At tonight's GOP debate in New Hampshire, Trump, who in a previous debate had some nice words for single-payer health care, was asked by Mary Katharine Ham about whether, given his various commitments on health care—he's also said he wants universal coverage that the government will pay for—he might actually be closer to Bernie Sanders on the health care question.
In his answer, Trump claims he's for common sense, and the proceeds to not make much sense at all.
I don't think I am. I think I'm closer to common sense. We are going to repeal Obamacare.
We're going to repeal Obamacare. We are going to replace Obamacare with something so much better. And there are so many examples of it. And I will tell you, part of the reason we have some people laughing, because you have insurance people that take care of everybody up here. I am self-funded. The only one they're not taking care of is me. We have our lines around each state. The insurance companies are getting rich on Obamacare. The insurance companies are getting rich on health care and health services and everything having to do with health. We are going to end that. We're going to take out the artificial boundaries, the artificial lines. We're going to get a plan where people compete, free enterprise. They compete. So much better.
In addition to that, you have the health care savings plans, which are excellent. What I do say is, there will be a certain number of people that will be on the street dying and as a Republican, I don't want that to happen. We're going to take care of people that are dying on the street because there will be a group of people that are not going to be able to even think in terms of private or anything else and we're going to take care of those people. And I think everybody on this stage would have to agree…you're not going to let people die, sitting in the middle of a street in any city in this country.

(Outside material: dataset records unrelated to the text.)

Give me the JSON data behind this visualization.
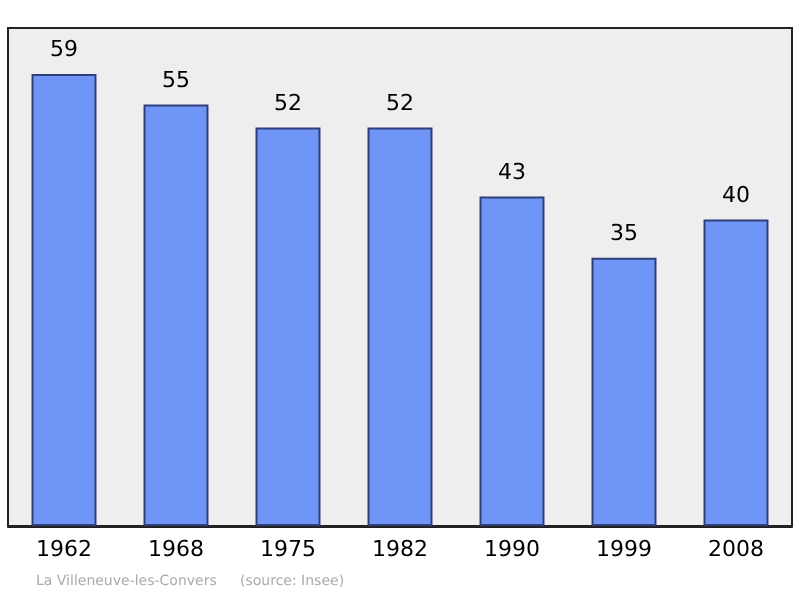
{
  "chart_data": {
    "type": "bar",
    "categories": [
      "1962",
      "1968",
      "1975",
      "1982",
      "1990",
      "1999",
      "2008"
    ],
    "values": [
      59,
      55,
      52,
      52,
      43,
      35,
      40
    ],
    "color": "#6f96f7",
    "data_labels": true,
    "ylim": [
      0,
      65
    ],
    "annotations": [
      "La Villeneuve-les-Convers",
      "(source: Insee)"
    ]
  }
}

One problem with this answer is that Trump is wrong that "the insurance companies are getting rich on Obamacare." While it is true that the insurance industry pushed for and got an individual mandate to buy insurance as part of the law, as of yet they are not getting rich on the law. As Philip Klein noted earlier this week in The Washington Examiner, major insurers including UnitedHealth, Aetna, Anthem, and Cigna have all reported losses from their Obamacare lines this year.
More generally, Trump's answer isn't very good because it's not really responsive to the question. He insists he's not close to Sanders' view, and declares his support for competition and free enterprise, but doesn't attempt to square this with his previous support—which Ham quoted to him—for coverage paid for by government. He spends most of his answer ranting about how he wouldn't let someone die in the street (excepting, I imagine, those he chooses to shoot in the middle of Fifth Avenue).
The obvious takeaway from this response is that Trump not only has no plan to replace Obamacare, he has idea what he's talking what he's talking about when it comes to health care policy, and doesn't care that he's clueless. It tells us nothing at all about health care, but it does tell us about Donald Trump and his presidential campaign.
That Donald Trump is weak on policy is not exactly hot breaking news at this point in the campaign, but it's nonetheless telling that Trump, who has arguably improved as a candidate in many ways, has remained so proudly ignorant for this long.
Correction and update: In the original version of this post, I said that Trump was wrong to claim that he is self-funded, because his campaign is largely funded by donors. That's right, but I misunderstood and misrepresented Trump's claim, which was not about his claim but about his health care. That's still not terribly responsive to the question, but it was an error on my part, and for that I apologize. I also Trump's statement about state lines, meanwhile, is presumably a reference to allowing people to buy insurance across state lines (though his language is garbled enough that anyone not already familiar with this idea is unlikely to understand it). And it's still not directly responsive to the original question about Trump's support for making the government pay for universal coverage. Still, I've removed that language from the post, since it does at least suggest some sort of policy he might be in favor of.